Today I’m going to let off a little steam. I’m going to talk about what a friend calls “the most dangerous musical instrument ever devised”. And no, I’m not referring to Woody Guthrie labeling his guitar with “This Machine Kills Fascists”. I’m talking about the dreaded tambourine.
It’s a simple instrument, so it must be simple to play, right?
It seems that at every open jam, song circle, or folk festival, someone brings one along thinking that “it will be fun”. And it may well be – for the one playing it. But, for everyone else within earshot, it can be a song killer. The tambourine, by its very nature is a powerful rhythm instrument – and in the right hands can really fill out a song, but sadly it is rarely found in the right hands. It is a rare player that can maintain a steady tempo with a tambourine, and it is a rare musician who can ignore it when it is being played off the beat. At best, it is played a fraction of a second behind the beat, slowly turning every tune into a dirge. At worst, it is rhythmically “all-over-the-map” leaving everyone wondering where the next downbeat will fall.

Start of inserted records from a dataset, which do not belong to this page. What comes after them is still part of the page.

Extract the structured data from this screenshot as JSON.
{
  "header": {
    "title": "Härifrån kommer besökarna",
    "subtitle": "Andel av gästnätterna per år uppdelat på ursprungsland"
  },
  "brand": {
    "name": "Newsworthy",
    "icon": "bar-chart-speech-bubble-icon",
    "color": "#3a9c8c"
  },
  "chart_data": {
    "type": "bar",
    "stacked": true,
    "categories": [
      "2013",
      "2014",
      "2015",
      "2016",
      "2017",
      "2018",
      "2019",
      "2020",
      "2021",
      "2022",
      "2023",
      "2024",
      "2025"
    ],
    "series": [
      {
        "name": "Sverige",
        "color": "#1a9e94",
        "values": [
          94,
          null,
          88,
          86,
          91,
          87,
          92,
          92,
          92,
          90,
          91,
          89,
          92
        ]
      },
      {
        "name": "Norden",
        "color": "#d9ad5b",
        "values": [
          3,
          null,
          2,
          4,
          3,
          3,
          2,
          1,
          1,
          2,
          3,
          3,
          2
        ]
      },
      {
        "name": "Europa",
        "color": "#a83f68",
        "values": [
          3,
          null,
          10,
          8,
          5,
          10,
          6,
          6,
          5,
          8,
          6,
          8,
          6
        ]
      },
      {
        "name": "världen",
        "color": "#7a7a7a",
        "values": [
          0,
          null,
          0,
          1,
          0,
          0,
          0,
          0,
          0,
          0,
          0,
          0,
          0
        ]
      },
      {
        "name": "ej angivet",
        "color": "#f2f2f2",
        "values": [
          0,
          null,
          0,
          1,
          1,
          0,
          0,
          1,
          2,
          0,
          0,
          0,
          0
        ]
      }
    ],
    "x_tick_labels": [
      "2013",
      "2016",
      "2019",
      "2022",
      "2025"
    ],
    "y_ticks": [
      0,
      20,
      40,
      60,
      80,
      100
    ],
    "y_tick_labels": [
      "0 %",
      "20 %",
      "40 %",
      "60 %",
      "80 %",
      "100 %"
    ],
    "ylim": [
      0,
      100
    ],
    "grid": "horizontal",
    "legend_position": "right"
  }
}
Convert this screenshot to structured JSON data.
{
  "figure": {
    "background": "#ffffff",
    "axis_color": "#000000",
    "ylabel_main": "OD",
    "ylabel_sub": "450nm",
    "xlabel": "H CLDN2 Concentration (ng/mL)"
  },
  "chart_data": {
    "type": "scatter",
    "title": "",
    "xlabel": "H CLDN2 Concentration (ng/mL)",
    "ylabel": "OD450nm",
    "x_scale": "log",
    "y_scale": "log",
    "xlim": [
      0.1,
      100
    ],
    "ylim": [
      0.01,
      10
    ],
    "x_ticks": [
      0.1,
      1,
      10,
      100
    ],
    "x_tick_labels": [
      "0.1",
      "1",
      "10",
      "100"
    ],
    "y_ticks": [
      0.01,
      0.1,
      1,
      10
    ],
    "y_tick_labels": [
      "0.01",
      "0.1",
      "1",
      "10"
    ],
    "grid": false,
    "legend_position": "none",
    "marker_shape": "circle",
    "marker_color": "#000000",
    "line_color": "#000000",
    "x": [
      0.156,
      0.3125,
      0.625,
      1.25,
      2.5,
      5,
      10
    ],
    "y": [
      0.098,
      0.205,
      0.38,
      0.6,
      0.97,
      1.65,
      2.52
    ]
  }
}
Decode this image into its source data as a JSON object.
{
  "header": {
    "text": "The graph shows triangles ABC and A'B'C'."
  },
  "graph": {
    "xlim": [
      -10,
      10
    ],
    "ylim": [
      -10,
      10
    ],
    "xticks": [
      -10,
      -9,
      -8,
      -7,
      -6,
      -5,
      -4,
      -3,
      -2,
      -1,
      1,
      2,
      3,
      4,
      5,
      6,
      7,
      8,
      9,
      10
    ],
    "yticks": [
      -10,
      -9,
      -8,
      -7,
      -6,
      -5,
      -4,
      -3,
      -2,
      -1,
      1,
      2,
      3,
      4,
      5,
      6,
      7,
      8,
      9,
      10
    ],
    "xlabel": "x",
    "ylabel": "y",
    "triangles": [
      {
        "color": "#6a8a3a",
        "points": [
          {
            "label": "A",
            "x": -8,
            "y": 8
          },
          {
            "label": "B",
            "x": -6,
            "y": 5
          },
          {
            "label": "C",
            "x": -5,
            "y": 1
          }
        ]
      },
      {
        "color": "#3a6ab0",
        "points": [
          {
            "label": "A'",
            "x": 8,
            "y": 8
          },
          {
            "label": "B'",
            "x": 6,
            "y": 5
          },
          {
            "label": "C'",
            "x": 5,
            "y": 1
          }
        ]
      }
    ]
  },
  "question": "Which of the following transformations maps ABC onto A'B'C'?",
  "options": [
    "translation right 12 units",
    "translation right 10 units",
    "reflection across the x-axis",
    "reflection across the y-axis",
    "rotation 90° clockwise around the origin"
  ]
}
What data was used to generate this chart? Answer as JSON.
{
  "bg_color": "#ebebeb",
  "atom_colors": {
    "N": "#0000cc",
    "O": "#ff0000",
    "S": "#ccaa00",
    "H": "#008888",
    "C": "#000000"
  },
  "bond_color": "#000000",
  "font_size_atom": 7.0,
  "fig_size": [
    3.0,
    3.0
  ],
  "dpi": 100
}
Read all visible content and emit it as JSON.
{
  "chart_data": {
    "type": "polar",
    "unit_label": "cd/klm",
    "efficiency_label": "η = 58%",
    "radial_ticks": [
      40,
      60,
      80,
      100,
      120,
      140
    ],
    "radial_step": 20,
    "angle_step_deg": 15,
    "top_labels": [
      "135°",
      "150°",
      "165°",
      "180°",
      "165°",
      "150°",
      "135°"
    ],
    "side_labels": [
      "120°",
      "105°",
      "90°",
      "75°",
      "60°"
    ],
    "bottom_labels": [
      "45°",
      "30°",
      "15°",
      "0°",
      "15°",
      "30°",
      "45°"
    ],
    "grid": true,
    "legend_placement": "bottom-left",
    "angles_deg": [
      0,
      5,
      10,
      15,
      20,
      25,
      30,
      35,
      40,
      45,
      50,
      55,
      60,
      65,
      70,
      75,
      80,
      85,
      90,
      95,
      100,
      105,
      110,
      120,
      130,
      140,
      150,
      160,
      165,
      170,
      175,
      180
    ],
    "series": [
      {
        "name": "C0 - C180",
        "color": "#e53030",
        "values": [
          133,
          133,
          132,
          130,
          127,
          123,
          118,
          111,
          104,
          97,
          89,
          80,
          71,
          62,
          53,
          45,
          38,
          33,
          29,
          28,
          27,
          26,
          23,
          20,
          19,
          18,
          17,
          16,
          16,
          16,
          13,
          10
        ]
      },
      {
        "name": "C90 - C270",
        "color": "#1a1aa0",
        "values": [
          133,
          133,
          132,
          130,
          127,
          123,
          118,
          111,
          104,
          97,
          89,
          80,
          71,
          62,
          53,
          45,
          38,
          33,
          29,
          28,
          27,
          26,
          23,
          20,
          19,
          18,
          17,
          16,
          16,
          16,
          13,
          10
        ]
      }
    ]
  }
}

I should clarify, tambourines don’t kill songs, people with tambourines kill songs. In fact, one of my greatest “festival moments” involved a tambourine solo. We were at The Lunenburg Folk Festival at a percussion workshop given by a professor of percussion from Acadia University. He came out on stage and sat down, pulling out a tiny tambourine with one lonely jingle on it. I’ll admit it, I rather sarcastically thought, “Here we go… forty-five minutes of this???” He then proceeded to bring down the house with an amazing tambourine solo and went on to enthrall us for the rest of the workshop.
So, in the hands of a trained percussionist the tambourine can be a wonderful instrument, but for the rest of us, we need to do everyone a favour and leave it in the store. And if it’s too late for that (as it is for me), then at least leave it at home.